Saturday, April 20, 2024

Sheet Harbour Radio builds a new home

  • July 6 2022
  • By Alec Bruce, Local Journalism Initiative reporter    

SPRY BAY – From the streets of New York City to a shipping container atop a hill on Nova Scotia’s Eastern Shore, Mark Krause might agree: What a strange and beautiful trip it has been.

The former production manager for touring Broadway musicals – who happily runs Sheet Harbour Radio (94.7 FM) with local volunteers – wouldn’t have it any other way. “Thirty years ago, my wife and I were on vacation on the Eastern Shore, and two days before we were scheduled to go back to the States we found this gem of a place,” he says. “We’ve been here ever since.”

More recently, the community station he started in 2019 to “give local high school kids something fun to do” has been building a loyal listenership, broadcasting its unique blend of Shore news, views and musical entertainment from a back room in Gammon Home Hardware. Now, he’s relocating his operation to a 53-foot transport box he bought and parked on a one-acre plot of land he owns in the centre of town. With the help of his entirely unpaid staff, the renovations are well underway.

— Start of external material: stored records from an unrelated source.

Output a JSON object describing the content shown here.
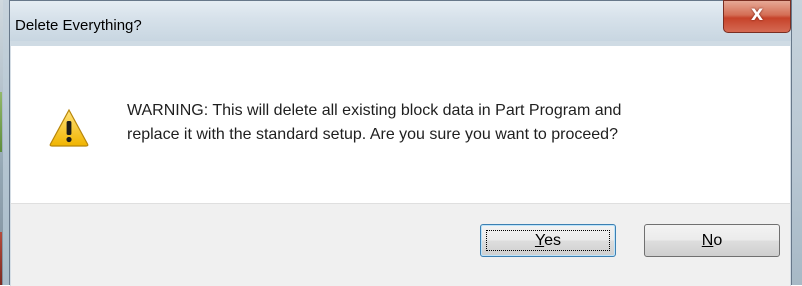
{
  "window": {
    "title": "Delete Everything?",
    "close_glyph": "X"
  },
  "message": {
    "line1": "WARNING: This will delete all existing block data in Part Program and",
    "line2": "replace it with the standard setup. Are you sure you want to proceed?",
    "icon": "warning-icon"
  },
  "buttons": {
    "yes": {
      "mnemonic": "Y",
      "rest": "es",
      "focused": true
    },
    "no": {
      "mnemonic": "N",
      "rest": "o",
      "focused": false
    }
  },
  "colors": {
    "warning_fill": "#f5c400",
    "close_button": "#c6432a",
    "focus_border": "#3c7fb1"
  }
}
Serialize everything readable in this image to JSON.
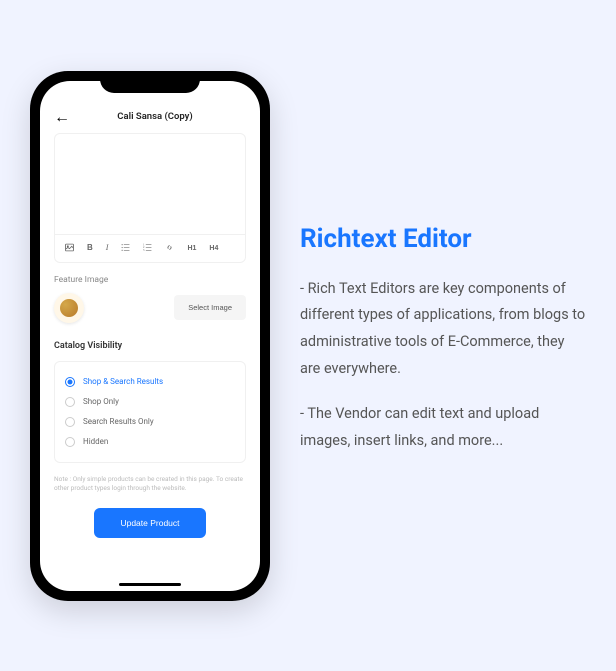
{
  "phone": {
    "title": "Cali Sansa (Copy)",
    "toolbar": {
      "h1": "H1",
      "h4": "H4"
    },
    "feature": {
      "label": "Feature Image",
      "button": "Select Image"
    },
    "catalog": {
      "title": "Catalog Visibility",
      "options": [
        {
          "label": "Shop & Search Results",
          "selected": true
        },
        {
          "label": "Shop Only",
          "selected": false
        },
        {
          "label": "Search Results Only",
          "selected": false
        },
        {
          "label": "Hidden",
          "selected": false
        }
      ]
    },
    "note": "Note : Only simple products can be created in this page. To create other product types login through the website.",
    "updateButton": "Update Product"
  },
  "info": {
    "title": "Richtext Editor",
    "p1": "- Rich Text Editors are key components of different types of applications, from blogs to administrative tools of E-Commerce, they are everywhere.",
    "p2": "- The Vendor can edit text and upload images, insert links, and more..."
  }
}
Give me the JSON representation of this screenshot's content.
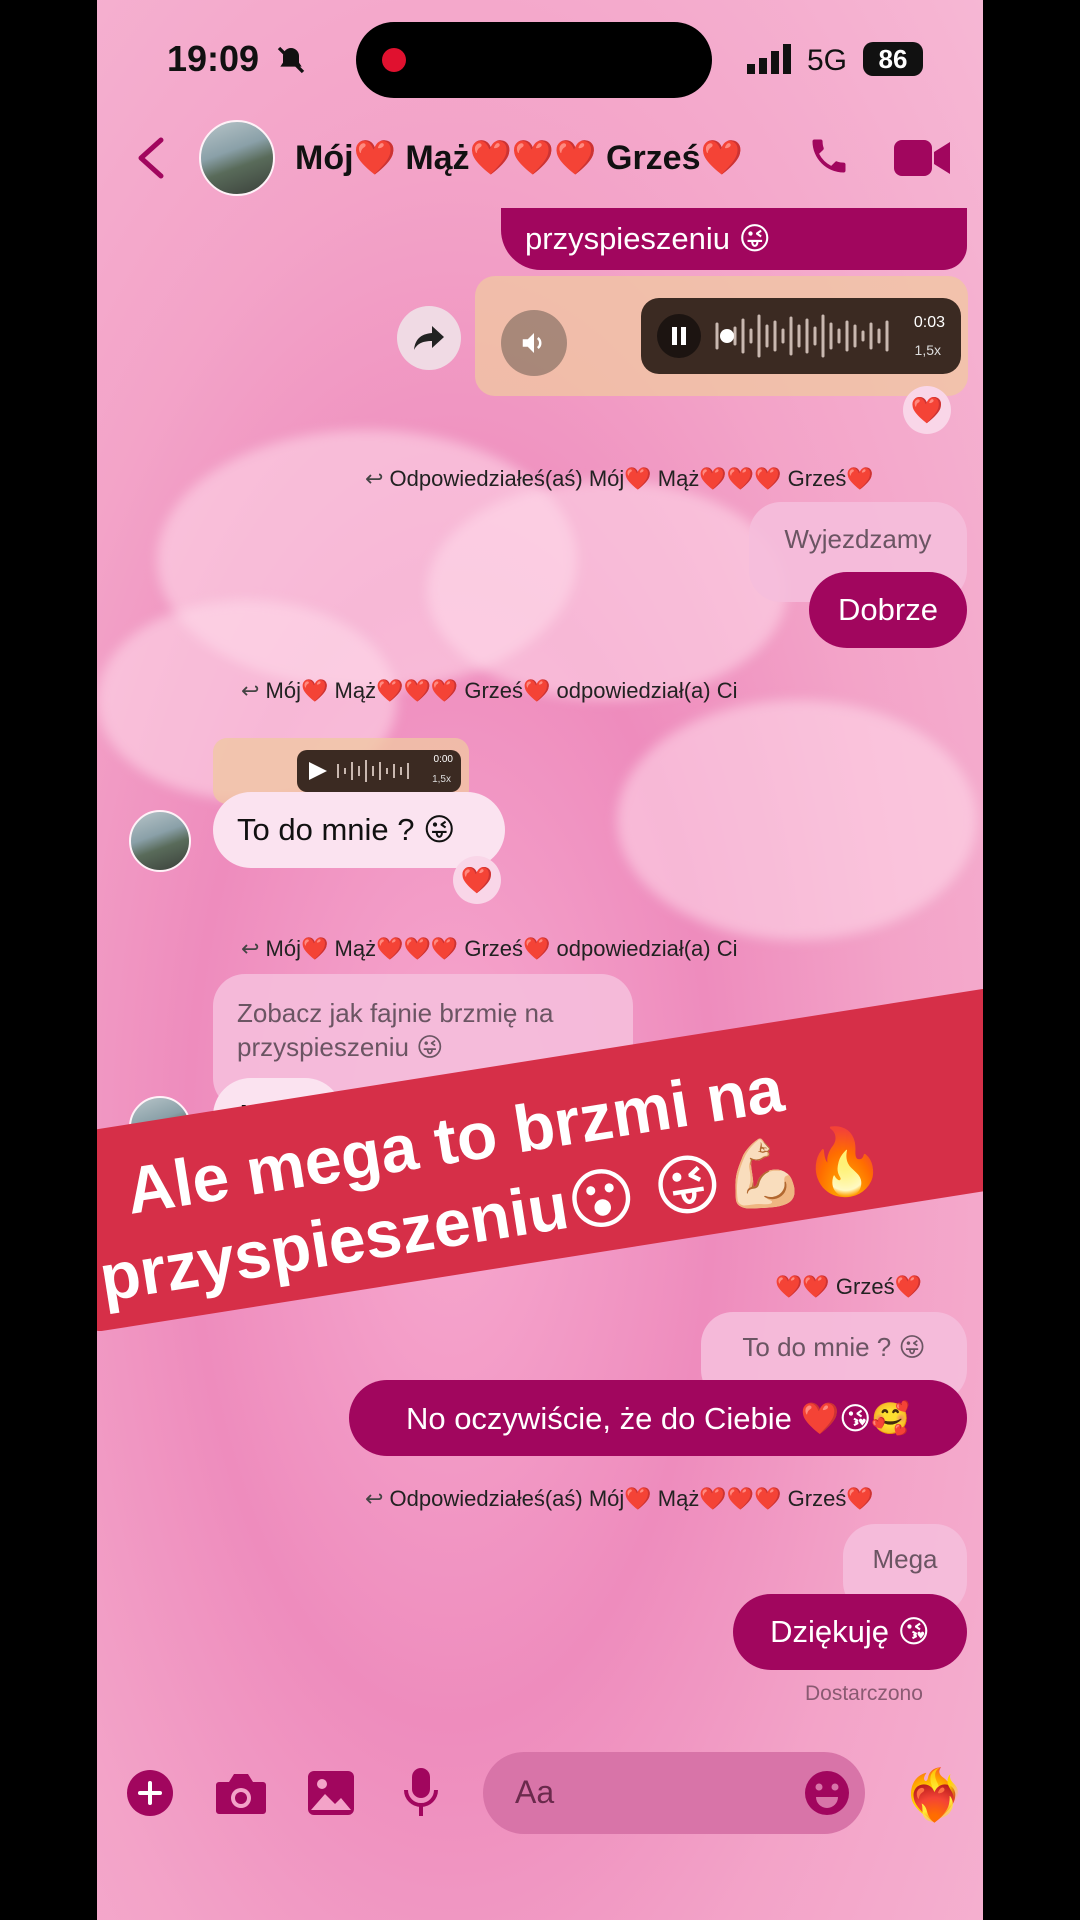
{
  "status_bar": {
    "time": "19:09",
    "network": "5G",
    "battery": "86"
  },
  "header": {
    "contact_name": "Mój❤️ Mąż❤️❤️❤️ Grześ❤️"
  },
  "messages": {
    "top_out_text": "przyspieszeniu 😜",
    "voice": {
      "duration": "0:03",
      "speed": "1,5x"
    },
    "voice_small": {
      "duration": "0:00",
      "speed": "1,5x"
    },
    "reply1_meta": "Odpowiedziałeś(aś) Mój❤️ Mąż❤️❤️❤️ Grześ❤️",
    "reply1_quote": "Wyjezdzamy",
    "reply1_text": "Dobrze",
    "reply2_meta": "Mój❤️ Mąż❤️❤️❤️ Grześ❤️ odpowiedział(a) Ci",
    "reply2_text": "To do mnie ? 😜",
    "reply3_meta": "Mój❤️ Mąż❤️❤️❤️ Grześ❤️ odpowiedział(a) Ci",
    "reply3_quote": "Zobacz jak fajnie brzmię na przyspieszeniu 😜",
    "reply3_text": "Mega",
    "reply4_meta_partial": "❤️❤️ Grześ❤️",
    "reply4_quote": "To do mnie ? 😜",
    "reply4_text": "No oczywiście, że do Ciebie ❤️😘🥰",
    "reply5_meta": "Odpowiedziałeś(aś) Mój❤️ Mąż❤️❤️❤️ Grześ❤️",
    "reply5_quote": "Mega",
    "reply5_text": "Dziękuję 😘",
    "delivered": "Dostarczono"
  },
  "composer": {
    "placeholder": "Aa"
  },
  "overlay": {
    "line1": "Ale mega to brzmi na",
    "line2": "przyspieszeniu😮 😜💪🏻🔥"
  },
  "colors": {
    "accent": "#a1065e",
    "banner": "#d62f48"
  }
}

“We’re converting it into a four-room studio,” he explains. “One will be a computer-meeting-all-purpose room. Another will be our broadcast studio. Then, there’ll be a control room for the recording studio. We’re going to make that available for free to the entire community. If you’ve got a little musical group and you want to cut a CD, we’re happy to let you do it in a real recording studio. I really believe in the principle of finding a need and filling it.”

Born and raised in Brooklyn, NY, 77-year-old Krause has spent a lifetime pursuing his passions. “From the age of six, I really wanted to be in radio, but I didn't know how to go about it,” he says. “When it was time for me to go to college, I didn't know that ‘School of Communications’ was really radio and television. I just figured it was all part of show business. So, I studied theater and I worked at that for 40 years, mostly as a production manager for touring Broadway musicals.”

In the early 1990s, the peripatetic Krauss and his wife began to think about settling down. “My wife was working at a university in Kentucky,” he says. “I had been on tour with shows for years and years. And, because of that, she had the summers off and I could take the summers off. We decided we wanted a vacation home somewhere. Through our work, we’d been around the world a couple of times. And we kind of looked at a map one day. We really thought of London and Portugal and places like that. But we looked at Nova Scotia and we said, ‘Gosh, lots of water there. Not too overcrowded. Let’s go there.’”

In Spry Bay, after he had formally retired, the radio bug bit him again. “Finally, when I settled down,” he says, “I realized, ‘Now, I can do radio’.”

The idea behind the Sheet Harbour station was simple enough. The community didn’t have a broadcaster. Moreover, he figured, local kids might love the idea. Didn’t he, when he was their age?

“I wanted to give them something fun to do,” he says. “I wanted to give them things to learn easily that they were not going to learn in school – things like commitment, teamwork, responsibility, fiscal responsibility, how to deal with money, a lot of things that they are going to need in real life. I mean, I don’t really know if anybody uses trigonometry. I didn’t.”

Operating with volunteers and on a strict shoe string, Sheet Harbour Radio found its feet and, despite the pandemic, gathered momentum. Krause – who is effusively grateful for the support of Gammon Home Hardware and others – has worked hard to return as much value as he can to the community.

“The amount of support we’ve gotten is extraordinary,” he says.” We have close to 30 yearly sponsors. For a town the size of Sheet Harbour, that’s amazing. For $135, they get three commercial spots every single day for a year, which works out to pennies per spot.”

Last year, Krause managed to score an $8,000 community grant from Halifax Regional Municipality to cover the cost of the shipping container. “Eastern Shore Cartage sold us the actual box for an extraordinarily low price,” he says. “It was something that they were going to decommission anyway. We purchased some building materials.”

Working with him onsite – literally elbow to elbow – is his “indispensable program manager” and on-air host, interviewer and announcer Dan Goodsell, and other volunteers, including Patrick Ruggles. As for a broadcast launch date for the station in its new home? Stay tuned.

“We’re not going anywhere,” Krause says. “We’ve been here for over 30 years.”

Of course, that doesn’t mean he’s averse to adventure.

“Standing still is not a good position to be in … We will do what the businesses need; will do what the residents need. You tell me you need something, I’ll make sure it gets done.”

Even better if that something is as strange and beautiful as a radio station in a shipping container.